I haven’t posted in a while. I know, I know. I do have more time on my hands now that I’m home all day. But strangely enough I have more to do and busier while being home all day. I also want to make sure content isn’t just pushing aside this Coronavirus Pandemic we are going through. I don’t want to ignore that fact of life like some bloggers are sadly doing.

How are my day’s going? Right now it’s Passover and I’m in a home with my family. Our activities consist of eating, talking, electronics, pool, eating and more eating. But I also have been working out daily. It’s been keeping me sane and anxious free (less than usual) as well as making me feel good that I’m working on that flatter belly of mine LOL!
Other than Passover, my days are actually quite busy until about 3pm. I obviously wake up, dress myself and the babe, feed her and than get my workout for the day done. During this time my older daughter is joining her class on Zoom (9am-12pm). After my workout I sit with my other daughter and do her assignments from her teachers. She then has Zoom with her class from 1:15pm-3pm. My oldest has assignments after her Zoom class too. But why so many hours? I can’t even stand it LOL. I feel like I’ve become a homeschool mom. I didn’t sign up for that!
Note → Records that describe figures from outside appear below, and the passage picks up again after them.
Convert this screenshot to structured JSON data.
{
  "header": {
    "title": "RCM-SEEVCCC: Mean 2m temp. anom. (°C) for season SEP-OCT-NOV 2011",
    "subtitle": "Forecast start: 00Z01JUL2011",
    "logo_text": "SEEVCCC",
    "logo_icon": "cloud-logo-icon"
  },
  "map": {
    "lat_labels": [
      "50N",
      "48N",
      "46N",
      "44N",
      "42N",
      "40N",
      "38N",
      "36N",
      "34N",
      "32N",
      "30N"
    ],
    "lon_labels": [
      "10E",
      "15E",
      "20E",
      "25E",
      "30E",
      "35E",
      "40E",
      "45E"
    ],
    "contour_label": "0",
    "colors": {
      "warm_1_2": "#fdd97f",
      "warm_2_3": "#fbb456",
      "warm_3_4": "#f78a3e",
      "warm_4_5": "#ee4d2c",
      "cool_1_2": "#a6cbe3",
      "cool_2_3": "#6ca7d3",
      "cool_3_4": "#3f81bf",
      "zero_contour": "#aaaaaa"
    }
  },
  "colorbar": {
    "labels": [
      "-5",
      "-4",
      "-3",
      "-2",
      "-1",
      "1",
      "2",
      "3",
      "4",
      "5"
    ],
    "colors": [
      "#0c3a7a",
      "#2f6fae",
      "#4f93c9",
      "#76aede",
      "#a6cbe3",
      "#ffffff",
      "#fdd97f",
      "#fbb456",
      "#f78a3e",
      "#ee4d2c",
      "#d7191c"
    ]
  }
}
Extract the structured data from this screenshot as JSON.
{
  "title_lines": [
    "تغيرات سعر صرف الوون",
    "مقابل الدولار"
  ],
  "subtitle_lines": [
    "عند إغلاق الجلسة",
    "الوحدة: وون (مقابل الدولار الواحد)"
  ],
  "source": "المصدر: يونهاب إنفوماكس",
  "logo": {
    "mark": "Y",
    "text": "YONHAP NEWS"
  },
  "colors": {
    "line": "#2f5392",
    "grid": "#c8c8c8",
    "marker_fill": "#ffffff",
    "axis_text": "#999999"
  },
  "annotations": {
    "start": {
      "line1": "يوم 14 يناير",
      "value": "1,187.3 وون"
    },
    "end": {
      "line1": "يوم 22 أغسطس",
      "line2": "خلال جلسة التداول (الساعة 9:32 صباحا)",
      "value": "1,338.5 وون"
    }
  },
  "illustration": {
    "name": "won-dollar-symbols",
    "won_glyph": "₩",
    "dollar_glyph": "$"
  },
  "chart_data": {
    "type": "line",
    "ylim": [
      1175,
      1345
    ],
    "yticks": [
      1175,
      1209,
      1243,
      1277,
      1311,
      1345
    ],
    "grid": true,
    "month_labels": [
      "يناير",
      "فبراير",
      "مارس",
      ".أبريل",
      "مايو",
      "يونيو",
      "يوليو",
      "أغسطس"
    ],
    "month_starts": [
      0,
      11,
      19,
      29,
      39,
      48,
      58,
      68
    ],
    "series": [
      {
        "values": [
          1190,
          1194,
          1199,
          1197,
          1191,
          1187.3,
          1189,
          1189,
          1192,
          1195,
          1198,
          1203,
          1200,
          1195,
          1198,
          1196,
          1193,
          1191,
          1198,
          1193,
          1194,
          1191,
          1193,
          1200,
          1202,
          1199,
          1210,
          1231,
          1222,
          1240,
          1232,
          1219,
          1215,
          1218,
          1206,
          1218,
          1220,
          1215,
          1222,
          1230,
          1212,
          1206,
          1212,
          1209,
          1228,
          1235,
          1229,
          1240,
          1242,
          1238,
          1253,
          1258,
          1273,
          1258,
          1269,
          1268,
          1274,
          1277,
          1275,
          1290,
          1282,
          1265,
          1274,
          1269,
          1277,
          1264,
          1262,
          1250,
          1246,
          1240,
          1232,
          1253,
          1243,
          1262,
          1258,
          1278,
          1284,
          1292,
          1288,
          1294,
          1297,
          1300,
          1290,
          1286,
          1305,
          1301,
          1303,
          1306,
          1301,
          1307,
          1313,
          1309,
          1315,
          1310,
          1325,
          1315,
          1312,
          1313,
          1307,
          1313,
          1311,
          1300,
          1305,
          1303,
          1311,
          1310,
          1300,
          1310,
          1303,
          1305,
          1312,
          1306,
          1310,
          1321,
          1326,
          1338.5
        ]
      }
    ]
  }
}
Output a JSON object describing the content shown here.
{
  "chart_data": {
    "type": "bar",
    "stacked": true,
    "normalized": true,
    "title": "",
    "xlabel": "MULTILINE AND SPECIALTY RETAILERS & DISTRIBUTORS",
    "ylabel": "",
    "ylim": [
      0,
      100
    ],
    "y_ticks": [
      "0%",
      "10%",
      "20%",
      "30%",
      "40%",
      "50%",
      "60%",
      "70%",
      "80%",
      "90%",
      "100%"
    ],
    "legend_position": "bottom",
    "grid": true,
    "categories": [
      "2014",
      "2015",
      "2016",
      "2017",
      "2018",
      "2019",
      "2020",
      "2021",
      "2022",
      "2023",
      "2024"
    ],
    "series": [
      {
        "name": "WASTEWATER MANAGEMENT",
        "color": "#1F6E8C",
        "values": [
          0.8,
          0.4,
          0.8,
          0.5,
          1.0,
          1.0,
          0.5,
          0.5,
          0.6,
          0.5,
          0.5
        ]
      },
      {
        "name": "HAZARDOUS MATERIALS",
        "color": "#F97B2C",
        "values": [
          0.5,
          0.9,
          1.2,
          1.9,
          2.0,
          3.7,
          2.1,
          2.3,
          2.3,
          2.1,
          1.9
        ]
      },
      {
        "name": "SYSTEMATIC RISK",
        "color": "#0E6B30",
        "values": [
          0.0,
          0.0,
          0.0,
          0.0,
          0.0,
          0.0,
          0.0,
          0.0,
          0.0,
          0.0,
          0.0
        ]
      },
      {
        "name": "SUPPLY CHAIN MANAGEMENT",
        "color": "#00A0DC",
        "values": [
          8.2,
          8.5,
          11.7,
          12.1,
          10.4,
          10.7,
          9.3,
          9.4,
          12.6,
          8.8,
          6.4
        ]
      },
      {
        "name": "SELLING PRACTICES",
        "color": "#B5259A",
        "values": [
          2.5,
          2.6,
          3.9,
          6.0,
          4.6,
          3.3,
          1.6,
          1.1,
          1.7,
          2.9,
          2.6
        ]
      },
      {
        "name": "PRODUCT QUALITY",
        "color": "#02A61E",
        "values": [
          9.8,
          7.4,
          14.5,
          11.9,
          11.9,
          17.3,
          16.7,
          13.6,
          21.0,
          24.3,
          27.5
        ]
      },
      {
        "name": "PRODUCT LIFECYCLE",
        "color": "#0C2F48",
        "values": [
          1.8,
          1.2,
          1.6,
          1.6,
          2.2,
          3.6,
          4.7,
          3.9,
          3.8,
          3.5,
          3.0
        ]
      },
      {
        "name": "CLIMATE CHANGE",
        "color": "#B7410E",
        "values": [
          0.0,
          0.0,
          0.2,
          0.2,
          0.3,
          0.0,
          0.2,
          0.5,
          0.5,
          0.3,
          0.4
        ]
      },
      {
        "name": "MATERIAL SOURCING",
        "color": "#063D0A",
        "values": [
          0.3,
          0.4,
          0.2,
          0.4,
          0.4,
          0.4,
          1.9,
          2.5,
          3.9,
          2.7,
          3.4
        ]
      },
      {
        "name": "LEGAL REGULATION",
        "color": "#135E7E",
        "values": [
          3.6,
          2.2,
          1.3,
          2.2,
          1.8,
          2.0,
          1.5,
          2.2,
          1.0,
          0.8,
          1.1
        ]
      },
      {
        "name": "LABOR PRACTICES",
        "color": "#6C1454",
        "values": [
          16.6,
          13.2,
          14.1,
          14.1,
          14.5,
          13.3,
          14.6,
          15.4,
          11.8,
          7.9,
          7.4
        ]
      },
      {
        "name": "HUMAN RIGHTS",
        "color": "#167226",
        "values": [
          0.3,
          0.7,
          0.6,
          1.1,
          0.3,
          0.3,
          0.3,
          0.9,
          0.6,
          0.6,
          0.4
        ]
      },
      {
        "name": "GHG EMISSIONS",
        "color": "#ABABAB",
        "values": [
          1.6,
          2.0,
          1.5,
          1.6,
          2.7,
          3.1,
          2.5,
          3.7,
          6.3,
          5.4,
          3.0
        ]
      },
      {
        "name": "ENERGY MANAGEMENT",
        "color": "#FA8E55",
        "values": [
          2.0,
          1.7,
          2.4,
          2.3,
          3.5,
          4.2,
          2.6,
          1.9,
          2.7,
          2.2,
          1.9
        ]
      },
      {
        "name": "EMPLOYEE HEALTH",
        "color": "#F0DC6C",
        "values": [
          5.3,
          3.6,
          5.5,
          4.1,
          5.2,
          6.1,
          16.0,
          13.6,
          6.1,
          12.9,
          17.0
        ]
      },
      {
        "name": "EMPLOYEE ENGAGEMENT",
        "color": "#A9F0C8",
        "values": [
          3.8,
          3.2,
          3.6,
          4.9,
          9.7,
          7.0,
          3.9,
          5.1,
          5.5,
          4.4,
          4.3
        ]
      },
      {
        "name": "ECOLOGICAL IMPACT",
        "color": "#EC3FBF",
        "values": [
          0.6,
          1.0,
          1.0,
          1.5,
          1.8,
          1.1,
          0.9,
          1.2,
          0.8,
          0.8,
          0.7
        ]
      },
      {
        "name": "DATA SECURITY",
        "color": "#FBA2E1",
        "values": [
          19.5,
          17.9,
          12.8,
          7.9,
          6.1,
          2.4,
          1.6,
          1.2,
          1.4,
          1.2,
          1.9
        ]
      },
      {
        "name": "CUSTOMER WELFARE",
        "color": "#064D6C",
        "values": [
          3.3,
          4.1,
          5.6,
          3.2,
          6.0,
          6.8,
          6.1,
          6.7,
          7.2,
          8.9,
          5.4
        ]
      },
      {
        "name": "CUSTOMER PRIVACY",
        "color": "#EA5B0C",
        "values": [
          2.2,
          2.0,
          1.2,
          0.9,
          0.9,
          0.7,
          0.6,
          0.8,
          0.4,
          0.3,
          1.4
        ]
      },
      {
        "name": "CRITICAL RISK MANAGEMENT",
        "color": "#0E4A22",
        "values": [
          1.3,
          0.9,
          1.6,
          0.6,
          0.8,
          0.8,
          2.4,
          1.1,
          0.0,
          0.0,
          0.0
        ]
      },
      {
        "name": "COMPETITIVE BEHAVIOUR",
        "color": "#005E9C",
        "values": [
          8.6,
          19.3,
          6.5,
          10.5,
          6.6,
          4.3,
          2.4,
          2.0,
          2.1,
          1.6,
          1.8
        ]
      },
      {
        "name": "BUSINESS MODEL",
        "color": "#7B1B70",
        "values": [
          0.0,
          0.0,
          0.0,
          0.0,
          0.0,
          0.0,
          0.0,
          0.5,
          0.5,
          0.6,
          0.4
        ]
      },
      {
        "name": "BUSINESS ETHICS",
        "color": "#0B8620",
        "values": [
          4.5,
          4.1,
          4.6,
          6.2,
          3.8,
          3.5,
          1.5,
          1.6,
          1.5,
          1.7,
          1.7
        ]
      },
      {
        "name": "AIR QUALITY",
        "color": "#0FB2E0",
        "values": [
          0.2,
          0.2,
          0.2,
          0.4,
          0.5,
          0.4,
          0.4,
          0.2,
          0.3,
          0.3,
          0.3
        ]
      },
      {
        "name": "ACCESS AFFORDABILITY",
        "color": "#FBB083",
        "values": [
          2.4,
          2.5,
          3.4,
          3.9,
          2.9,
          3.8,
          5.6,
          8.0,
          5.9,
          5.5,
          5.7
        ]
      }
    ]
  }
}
During all the above work with kids in school and helping them do their assignments, I have the babe too. Feedings, keeping her entertained, naps, etc. Not to mention, making lunches and dinners. DAILY. Let me tell you, this new life thanks to the Coronavirus Pandemic has made me busier than a regular day with the kids at school and me working. I’m literally pooped when the evening rolls around. I know there are SAHM’s that don’t find this any different than any other day, but I don’t think most of them are homeschooling too. So it is a bit different.
So you can see, I’m busy to the point of “when I get a minute to breathe, I’m relaxing.” And that includes not working on my blog. As much as I should, I’m just so pooped most nights and can’t even think of doing any brain storming, writing, typing, editing, etc.

Now, the major question: How am I dealing with this new life of mine?
I’m dealing pretty okay. Of course I have bouts of anxiety hit me or feelings of being mad at this new life of mine. But I have to realize this will be over soon. Hopefully. Everything has an end to it. And this Coronavirus Pandemic will have its end too.

Also, I have never spent this much time with my kids and family as I do now. I need to be grateful for that. At least I’m not alone. I have my kids. My parents. And yes my parents because I have seen them every single day since before social distancing started and during.
So yes, life is busier and more hectic. Yes, I have more anxious thoughts. Yes, I’m upset about the entire situation we are living in and dealing with. But yes, I should be thankful for health and family. And I know many have lost loved ones and I don’t even want to start imagining the pain they’re feeling. But they should know, they are in everyone’s thoughts and prayers. We’re all in this together!